Speedisk automatically places all directories at the beginning of a disk and
all executable files within each directory first in the directory file. These
features can be turned off using command line options. That's it. There is
also an option to actually wipe the unused sectors for security reasons, and a
verify option. Of course, these both increase the time it takes to optimize a
disk.
Mark Griffith
Dirt Cheap Computer Stuff Co.
"Cheap, But Not Trash"
(Uploaded with InfoXpress Ver. 1.01)
There is 1 Reply.
#: 19656 S12/OS9/68000 (OSK)
25-Jan-94 08:51:15
Sb: #19654-OSK Disk DeFragmenter
Fm: James Truesdale [JBM] 71174,3442
To: Mark Griffith 76070,41
>> Speedisk automatically places all directories at the beginning of a
>> disk
Can I specify the order of said directories? All of our user files (which are
the ones that are changing all the time) are under the subdirectory USR and so
I would want that directory and all of its subdirectories to be placed at the
end of the disk right before the free space starts.
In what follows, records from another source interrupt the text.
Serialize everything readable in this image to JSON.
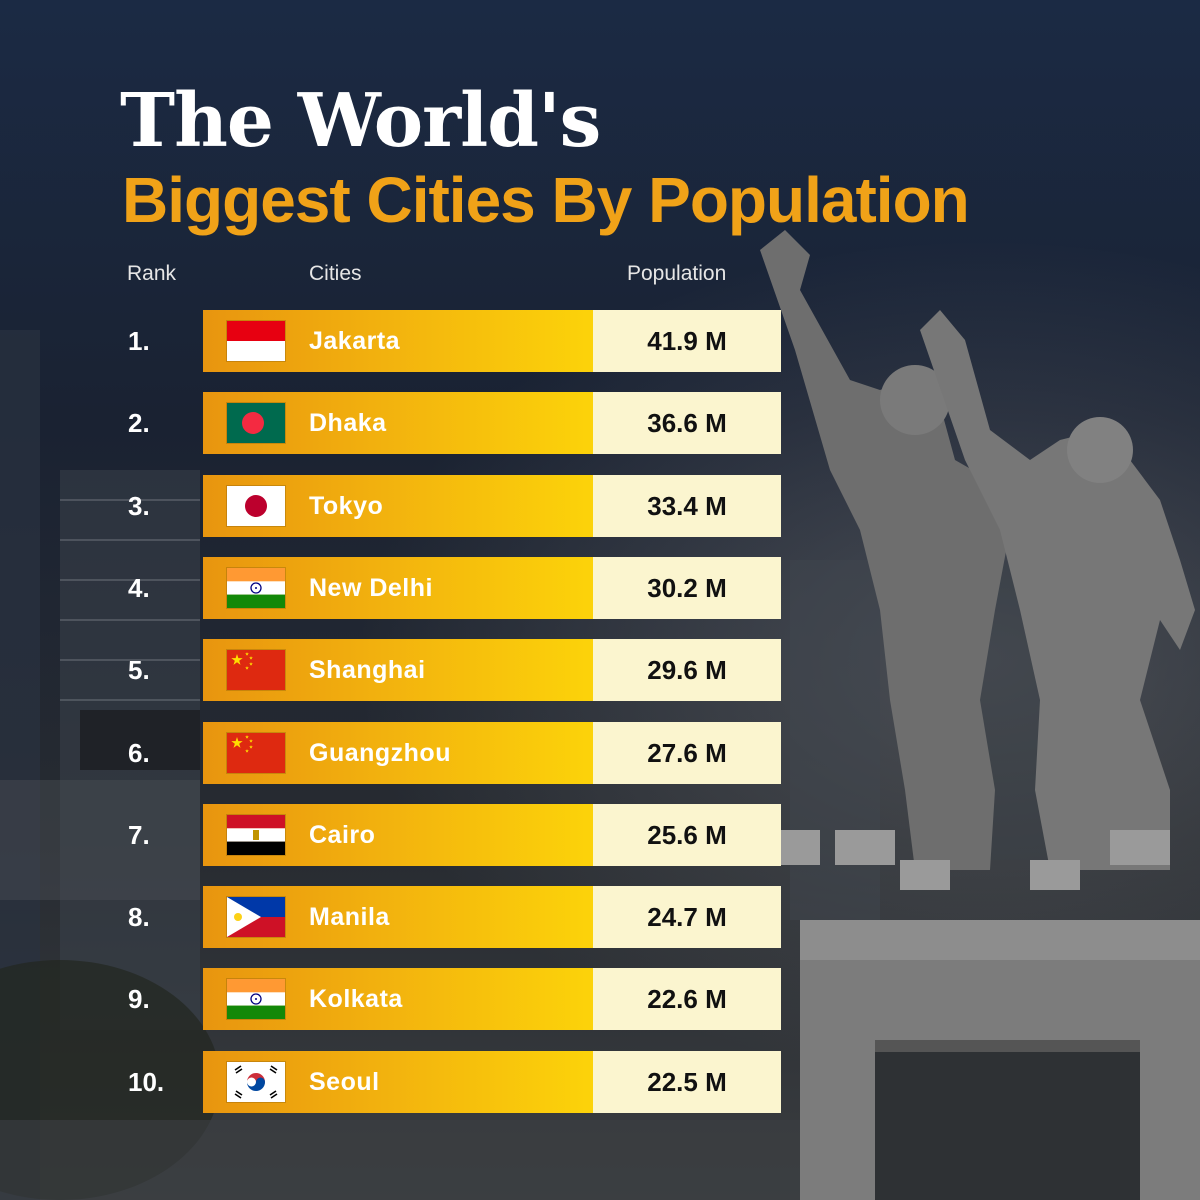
{
  "title": {
    "line1": "The World's",
    "line2": "Biggest Cities By Population"
  },
  "headers": {
    "rank": "Rank",
    "cities": "Cities",
    "population": "Population"
  },
  "rows": [
    {
      "rank": "1.",
      "city": "Jakarta",
      "population": "41.9 M",
      "flag": "indonesia-flag"
    },
    {
      "rank": "2.",
      "city": "Dhaka",
      "population": "36.6 M",
      "flag": "bangladesh-flag"
    },
    {
      "rank": "3.",
      "city": "Tokyo",
      "population": "33.4 M",
      "flag": "japan-flag"
    },
    {
      "rank": "4.",
      "city": "New Delhi",
      "population": "30.2 M",
      "flag": "india-flag"
    },
    {
      "rank": "5.",
      "city": "Shanghai",
      "population": "29.6 M",
      "flag": "china-flag"
    },
    {
      "rank": "6.",
      "city": "Guangzhou",
      "population": "27.6 M",
      "flag": "china-flag"
    },
    {
      "rank": "7.",
      "city": "Cairo",
      "population": "25.6 M",
      "flag": "egypt-flag"
    },
    {
      "rank": "8.",
      "city": "Manila",
      "population": "24.7 M",
      "flag": "philippines-flag"
    },
    {
      "rank": "9.",
      "city": "Kolkata",
      "population": "22.6 M",
      "flag": "india-flag"
    },
    {
      "rank": "10.",
      "city": "Seoul",
      "population": "22.5 M",
      "flag": "south-korea-flag"
    }
  ],
  "colors": {
    "title_accent": "#f0a218",
    "bar_start": "#e8950f",
    "bar_end": "#fcd30a",
    "value_cell": "#fbf5cf",
    "background": "#1d2535"
  },
  "chart_data": {
    "type": "table",
    "title": "The World's Biggest Cities By Population",
    "columns": [
      "Rank",
      "Cities",
      "Population"
    ],
    "categories": [
      "Jakarta",
      "Dhaka",
      "Tokyo",
      "New Delhi",
      "Shanghai",
      "Guangzhou",
      "Cairo",
      "Manila",
      "Kolkata",
      "Seoul"
    ],
    "values": [
      41.9,
      36.6,
      33.4,
      30.2,
      29.6,
      27.6,
      25.6,
      24.7,
      22.6,
      22.5
    ],
    "unit": "M"
  }
}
We are doing this now due to using FBU/FRS which we are feeding a sorted
directory list of files to back up. This way all of the (static) system
executables, etc. are placed near the beginning of the disk.
-J
#: 19651 S12/OS9/68000 (OSK)
25-Jan-94 05:34:56
Sb: #19643-Ghostscript upload
Fm: Steve Wegert 76703,4255
To: John R. Wainwright 72517,676
> "gsnew2.lzh", just uploaded, is a replacement for "gsnew.lzh". The
> first one had some bad printer drivers in it. Please scratch the first
> one. Thanks
>
All taken care of. Thanks for the extra effort!